Apple is changing the Philips screws on the iPhone 4 to something called a “Pentalobe” screw to prevent people from opening it.
In line with its notorious stand of maintaining absolute control over its products, sources said U.S. Apple stores are replacing screws on iPhone 4 units that are brought for servicing with tamper-proof ones to prevent anyone from opening it.
Kyle Wiens, chief executive of iFixit, a famous Apple repair shop and parts supplier, said the purpose of these screws is to keep people from opening the iPhone and replacing the battery. He said he noticed in November that screws were being switched.
“If you took your car in for service and they welded your hood shut, you wouldn’t be very happy,” he said, referring to Apple keeping owners out of their iPhones.
iFixit, based in San Luis Obispo, California, has become famous in the technology world for opening up, often within hours or minutes of a new product launch, various Apple devices like the iPhone 4, 6th generation iPod Nano etc. The company has detailed guides on D.I.Y repairs on their website. They promote self-repair to cut down on electronic waste that goes to landfills.

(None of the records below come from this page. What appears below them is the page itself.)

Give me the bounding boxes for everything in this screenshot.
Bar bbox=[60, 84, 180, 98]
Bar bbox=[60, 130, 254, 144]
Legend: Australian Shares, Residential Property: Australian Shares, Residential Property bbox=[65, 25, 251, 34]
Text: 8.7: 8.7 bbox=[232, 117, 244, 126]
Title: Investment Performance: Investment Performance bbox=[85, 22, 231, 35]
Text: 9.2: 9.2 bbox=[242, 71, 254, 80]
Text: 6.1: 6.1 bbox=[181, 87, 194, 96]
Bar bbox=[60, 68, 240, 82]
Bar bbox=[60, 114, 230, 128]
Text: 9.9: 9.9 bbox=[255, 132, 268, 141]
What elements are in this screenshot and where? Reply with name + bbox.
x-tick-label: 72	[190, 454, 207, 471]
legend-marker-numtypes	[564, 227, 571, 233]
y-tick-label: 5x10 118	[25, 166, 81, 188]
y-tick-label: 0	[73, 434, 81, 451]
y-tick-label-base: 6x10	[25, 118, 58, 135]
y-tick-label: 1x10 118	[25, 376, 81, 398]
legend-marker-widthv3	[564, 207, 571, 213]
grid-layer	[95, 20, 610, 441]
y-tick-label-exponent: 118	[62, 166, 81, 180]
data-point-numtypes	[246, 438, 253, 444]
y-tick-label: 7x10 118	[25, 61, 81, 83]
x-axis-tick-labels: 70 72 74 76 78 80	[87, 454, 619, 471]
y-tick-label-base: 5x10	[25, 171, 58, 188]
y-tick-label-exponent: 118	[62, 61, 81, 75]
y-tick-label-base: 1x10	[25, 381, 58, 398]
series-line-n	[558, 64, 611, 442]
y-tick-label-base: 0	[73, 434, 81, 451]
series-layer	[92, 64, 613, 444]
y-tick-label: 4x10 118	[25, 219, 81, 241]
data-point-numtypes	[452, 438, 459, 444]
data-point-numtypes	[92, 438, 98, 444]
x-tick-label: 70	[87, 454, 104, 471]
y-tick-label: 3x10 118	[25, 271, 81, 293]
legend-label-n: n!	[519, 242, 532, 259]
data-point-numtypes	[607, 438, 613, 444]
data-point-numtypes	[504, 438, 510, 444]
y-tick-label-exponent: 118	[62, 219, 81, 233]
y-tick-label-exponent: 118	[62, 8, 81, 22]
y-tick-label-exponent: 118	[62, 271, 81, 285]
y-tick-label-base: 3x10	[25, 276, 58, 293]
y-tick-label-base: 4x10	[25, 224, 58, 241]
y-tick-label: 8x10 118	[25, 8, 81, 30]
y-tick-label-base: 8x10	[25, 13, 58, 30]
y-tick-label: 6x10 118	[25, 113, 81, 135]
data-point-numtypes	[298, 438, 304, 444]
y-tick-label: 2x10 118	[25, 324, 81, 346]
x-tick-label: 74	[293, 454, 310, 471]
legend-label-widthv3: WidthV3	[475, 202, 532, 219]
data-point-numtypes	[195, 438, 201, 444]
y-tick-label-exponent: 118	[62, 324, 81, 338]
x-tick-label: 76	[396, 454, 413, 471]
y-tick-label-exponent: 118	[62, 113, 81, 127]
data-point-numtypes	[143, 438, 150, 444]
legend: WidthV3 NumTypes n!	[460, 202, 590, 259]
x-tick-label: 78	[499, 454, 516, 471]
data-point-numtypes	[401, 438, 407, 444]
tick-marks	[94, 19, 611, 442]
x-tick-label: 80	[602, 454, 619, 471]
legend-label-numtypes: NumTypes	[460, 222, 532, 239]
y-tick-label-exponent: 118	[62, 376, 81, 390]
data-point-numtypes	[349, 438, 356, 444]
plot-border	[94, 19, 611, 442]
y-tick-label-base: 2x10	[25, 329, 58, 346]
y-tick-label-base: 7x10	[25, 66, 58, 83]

According to two insiders with first-hand knowledge of the process, when a customer brings an iPhone 4 into a U.S. Apple store for repair, technicians swap out the stock Phillips screws and replace them with “Pentalobe” screws. Customers are not informed of this switch.
It was not clear how common these replacement screws are, but one of these people said the screw swap started in fall last year and is now standard procedure at U.S. Apple stores. This person said the iPhone 4 was even shipped with Pentalobe screws instead of the Philips screws in Japan.
Apple, well-known for discouraging individual modifications of its products, has made no comment on this.
The iPhone 4 went on sale last summer and became Apple’s fastest-selling version of the iconic device and more than 16 million iPhones have been sold.
Apple will replace iPhone batteries free if the device is under warranty, but otherwise charges US$79.
Wiens said that you could easily change the iPhone 4 battery with the old screws, but not many users knew about it. “Apple wants to be in the business of selling you the new battery,” he said.
The world’s largest technology company is lightning quick when it comes to protecting its secrets. Last year, when an iPhone 4 prototype was found by an outsider in a bar and sold to tech blog Gizmodo, Apple made an uproar and investigators raided a journalist’s house.
Pentalobe screws require a screwdriver that is not commercially available, Wiens said. The screw is similar to a commonly used Torx screw, but it has five points instead of six.
Wiens said iFixit, which sells repair kits for iPhones and other Apple products, searched high and low for a screwdriver that could be used with Pentalobe screws to no avail. Finally, they specially appointed a supplier to custom make one for them. However even that is not a perfect match, he said.
The Pentalobe screw first appeared on the battery compartment of a Macbook Pro laptop in 2009 and also on the exterior of the latest MacBook Air.